Fortunately, a friend of mine who's also a entrepreneur, and has experienced this type of envy as well, taught me a simple exercise to deal with it more productively and stay positive. He said to remind myself—constantly and with conviction—that my business was simply at a different place than my competitor's, and that those roles could always switch.
The writer Jon Acruff puts this idea simply: "Never compare your beginning to someone else’s middle," he reminded me. It's straightforward advice, but offers an important shift in perspective. And it's helped me take more a productive and positive approach to watching other companies succeed.
So instead of feeling jealous, I’ve learned to make someone else’s success my own motivation. And the way to do it is to think like this: "Well, that’s impressive. I’m excited to get to that point one day. How can I learn from their success—sooner rather than later?"

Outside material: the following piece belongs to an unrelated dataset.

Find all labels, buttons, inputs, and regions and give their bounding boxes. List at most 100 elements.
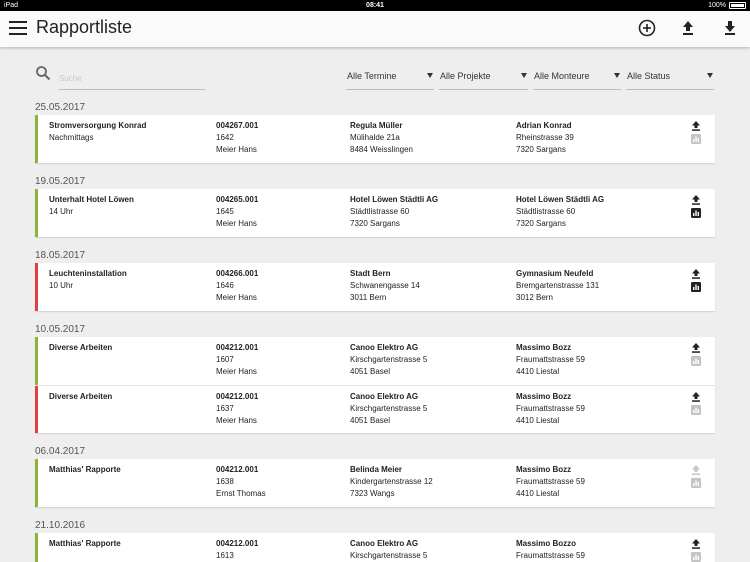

I've managed to turn that thinking into a habit. Not only has it helped me fight growth envy, it's made me a more strategic business leader. Today, I look at other companies’ successes and consider what it will take to get mine there—rather than worrying about what they did to get theirs to that inevitable point.
Plus, because I'm genuinely happy for other entrepreneurs’ success, I've managed to become friends with many of them, which resulted in great cooperation to set quality standards and develop and grow our markets together. I've had the opportunity to learn from them and see what methods they’ve used to hit major milestones, as well as learn from their mistakes. If you were to ask them, I'd hope they'd say the same of me.

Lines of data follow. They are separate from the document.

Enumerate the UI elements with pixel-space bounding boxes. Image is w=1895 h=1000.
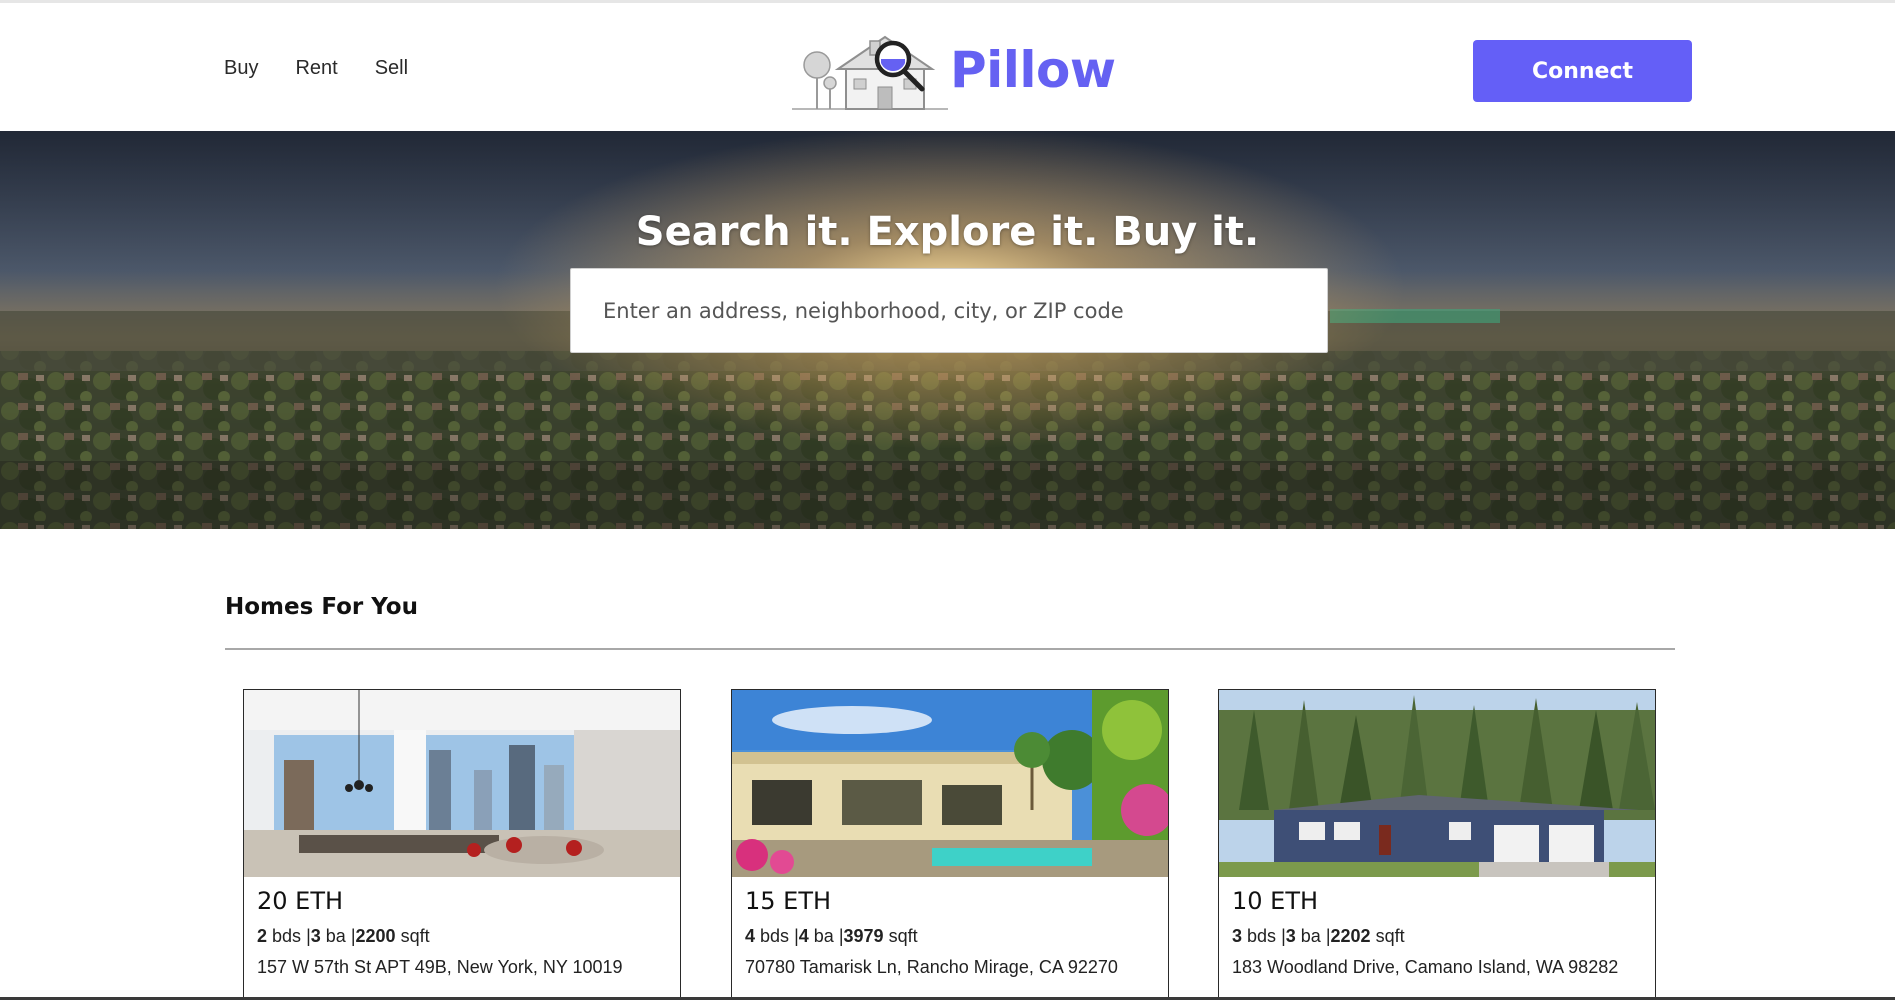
home-address: 183 Woodland Drive, Camano Island, WA 98… bbox=[1232, 957, 1619, 977]
home-address: 157 W 57th St APT 49B, New York, NY 1001… bbox=[257, 957, 623, 977]
brand-name: Pillow bbox=[950, 41, 1116, 99]
nav-sell-link[interactable]: Sell bbox=[375, 57, 408, 80]
home-card[interactable]: 10 ETH 3 bds |3 ba |2202 sqft 183 Woodla… bbox=[1218, 689, 1656, 1000]
section-divider bbox=[225, 648, 1675, 650]
home-price: 10 ETH bbox=[1232, 887, 1319, 915]
sqft-unit: sqft bbox=[888, 926, 918, 946]
homes-section-title: Homes For You bbox=[225, 594, 418, 620]
baths-unit: ba bbox=[1300, 926, 1321, 946]
home-price: 20 ETH bbox=[257, 887, 344, 915]
home-address: 70780 Tamarisk Ln, Rancho Mirage, CA 922… bbox=[745, 957, 1118, 977]
connect-button[interactable]: Connect bbox=[1473, 40, 1692, 102]
hero-title: Search it. Explore it. Buy it. bbox=[635, 209, 1260, 255]
baths-count: 4 bbox=[798, 926, 809, 946]
baths-count: 3 bbox=[310, 926, 321, 946]
beds-unit: bds bbox=[1247, 926, 1277, 946]
baths-unit: ba bbox=[325, 926, 346, 946]
sqft-count: 2200 bbox=[355, 926, 396, 946]
sqft-count: 2202 bbox=[1330, 926, 1371, 946]
brand-logo[interactable]: Pillow bbox=[790, 29, 1116, 111]
sqft-unit: sqft bbox=[1375, 926, 1405, 946]
main-nav: Buy Rent Sell bbox=[224, 57, 408, 80]
sqft-unit: sqft bbox=[400, 926, 430, 946]
nav-buy-link[interactable]: Buy bbox=[224, 57, 258, 80]
beds-count: 2 bbox=[257, 926, 268, 946]
sqft-count: 3979 bbox=[843, 926, 884, 946]
beds-count: 3 bbox=[1232, 926, 1243, 946]
search-input[interactable] bbox=[570, 268, 1328, 353]
beds-unit: bds bbox=[272, 926, 302, 946]
home-photo bbox=[244, 690, 680, 877]
baths-unit: ba bbox=[813, 926, 834, 946]
house-magnifier-icon bbox=[792, 35, 948, 110]
hero-banner: Search it. Explore it. Buy it. bbox=[0, 131, 1895, 529]
home-price: 15 ETH bbox=[745, 887, 832, 915]
nav-rent-link[interactable]: Rent bbox=[295, 57, 337, 80]
home-photo bbox=[1219, 690, 1655, 877]
home-specs: 3 bds |3 ba |2202 sqft bbox=[1232, 926, 1405, 946]
home-card[interactable]: 15 ETH 4 bds |4 ba |3979 sqft 70780 Tama… bbox=[731, 689, 1169, 1000]
beds-unit: bds bbox=[760, 926, 790, 946]
beds-count: 4 bbox=[745, 926, 756, 946]
home-specs: 4 bds |4 ba |3979 sqft bbox=[745, 926, 918, 946]
baths-count: 3 bbox=[1285, 926, 1296, 946]
home-specs: 2 bds |3 ba |2200 sqft bbox=[257, 926, 430, 946]
home-card[interactable]: 20 ETH 2 bds |3 ba |2200 sqft 157 W 57th… bbox=[243, 689, 681, 1000]
home-photo bbox=[732, 690, 1168, 877]
site-header: Buy Rent Sell Pillow Connect bbox=[0, 3, 1895, 131]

That collaboration and understanding is something of real value. In fact, it actually helps us compete better with one another. By contrast, you get almost nothing valuable from looking at one another’s growth numbers and freaking out. It's only when you start looking at each other's growth strategies and tactics that you can learn something useful.
And like it or not, you'll never get a chance to see those if you can't start building relationships—including, and especially, with your toughest competition.